Johannesburg, South Africa-based manufacturer Transfrig (part of the Valeo group) has resumed R&D on its propane (R290) transport refrigeration system, and aims to have an electric system ready for a customer trial by year’s end.
At the ATMOsphere Cape Town (South Africa) conference on March 10, Leon de Swardt, Mechanical Design Engineer (Refrigeration) at Transfrig, presented a case study on Transfrig’s journey with R290 in transport refrigeration. (ATMOsphere Cape Town was organized by shecco, publisher of this website)).
The idea came about in 2015 when German development group GIZ partnered with Transfrig to develop green refrigeration technologies in South Africa.
Based on a desire to stay in the subcritical arena as well as Transfrig’s previous experience with R290, this refrigerant was chosen over CO₂, explained De Swardt. The focus on R290 was also to lower GHG emissions, both by using refrigerants with lower GWPs as well as through indirect diesel emissions reduction. “Initial lifecycle emissions assessment suggests 16% lower diesel usage,” said De Swardt. “Also, this R290 unit results in a 34% reduction of CO₂ emissions compared to the R404a model.”
Transfrig had previously developed an R404a diesel electric system running a semi-hermetic compressor, which was suitable for the R290 development.

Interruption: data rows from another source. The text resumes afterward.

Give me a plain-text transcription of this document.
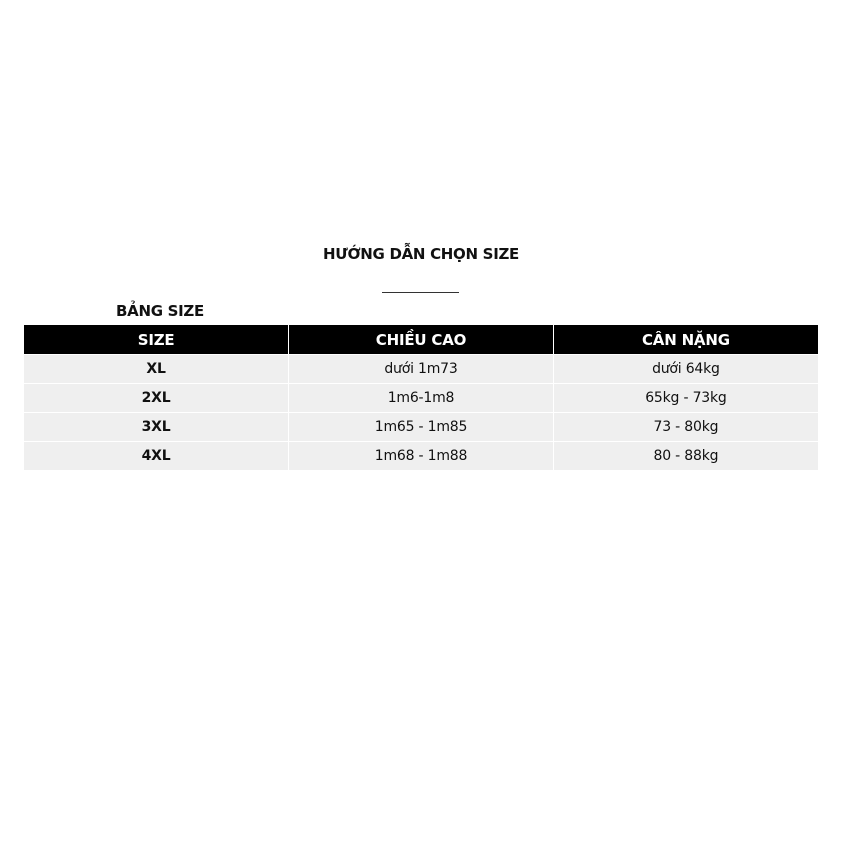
HƯỚNG DẪN CHỌN SIZE
BẢNG SIZE
SIZE	CHIỀU CAO	CÂN NẶNG
XL	dưới 1m73	dưới 64kg
2XL	1m6-1m8	65kg - 73kg
3XL	1m65 - 1m85	73 - 80kg
4XL	1m68 - 1m88	80 - 88kg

Most of the existing components could be used with R290 as is, or with slight modifications. And so, the Transfrig R290 Transport Refrigeration System MT480 was born.

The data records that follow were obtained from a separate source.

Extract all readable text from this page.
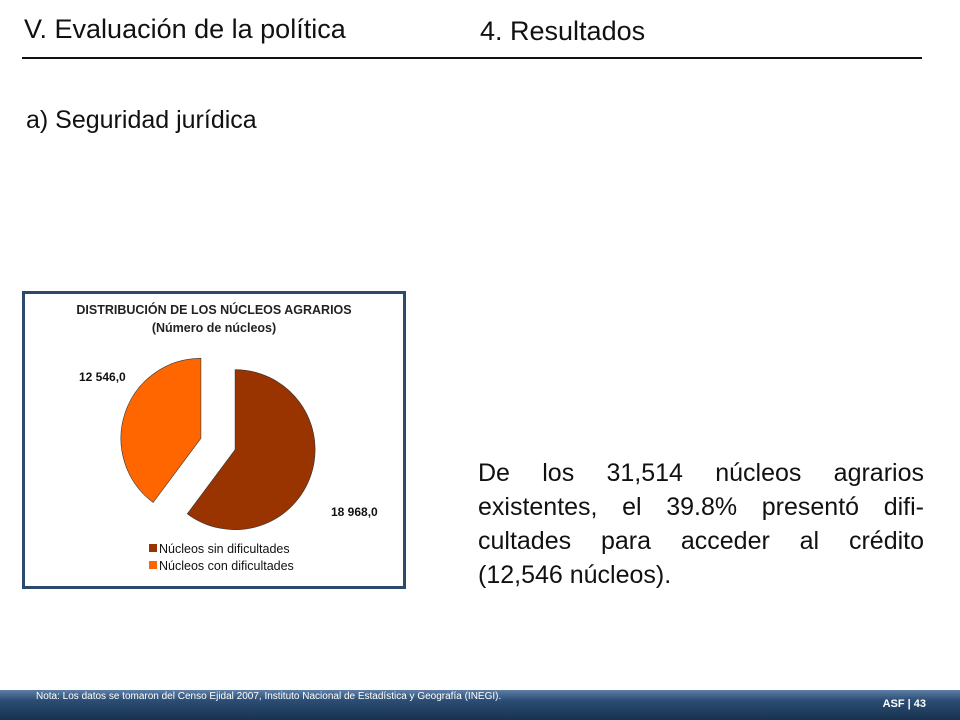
V. Evaluación de la política	4. Resultados
a) Seguridad jurídica
DISTRIBUCIÓN DE LOS NÚCLEOS AGRARIOS
(Número de núcleos)
18 968,0
12 546,0
Núcleos sin dificultades
Núcleos con dificultades
De los 31,514 núcleos agrarios existentes, el 39.8% presentó difi-cultades para acceder al crédito (12,546 núcleos).
Nota: Los datos se tomaron del Censo Ejidal 2007, Instituto Nacional de Estadística y Geografía (INEGI).
ASF | 43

The unit uses 0.6-0.65kg (1.3-1.4lbs) of R290, which is an 80% reduction in charge compared to the R404a units. It also has a 15-25% better coefficient of performance (COP) at medium temperatures and 10-30% better COP at lower temperatures. “Overall, the units have a higher refrigeration capacity at low, medium, and high ambient temperatures,” explained De Swardt.
According to De Swardt, regulations for R290 transportation or container units was not available when the project began, so Transfrig used EN378 ad SANS 10147 standards as guidance for addressing the flammability risk. Sometime later, ISO 20854 was released to address safety in refrigerated containers. As part of this new regulation, leak response systems no longer required a gas measurement device. In the case of this unit, a propane detection device is not needed.
But extensive safety measures were taken., including development of the Active Leak Limiting Response Safety System, which results in refrigerant losses of less than 50% in the case of a leak. In case the alarm on the system is activated, drivers are instructed to stop the truck, open the rear doors, and let the system take care of the rest. They then only need to drive the truck to a dealer to have the unit repaired.
Testing took place over one year using a truck belonging to one of Transfrig’s customers – Ola ice cream (Unilever). De Swardt said that the units are safe, with the chances of ignition a thousand times less likely than having an accident in a truck trailer.
The project was temporarily put on hold while the merger of Transfrig and Valeo was formalized. However, recently a decision was made to move the entire range of products towards a R290 redesign. “This R290 electric unit will be running before the end of this year, along with a re-designed diesel-electric range,” said De Swardt.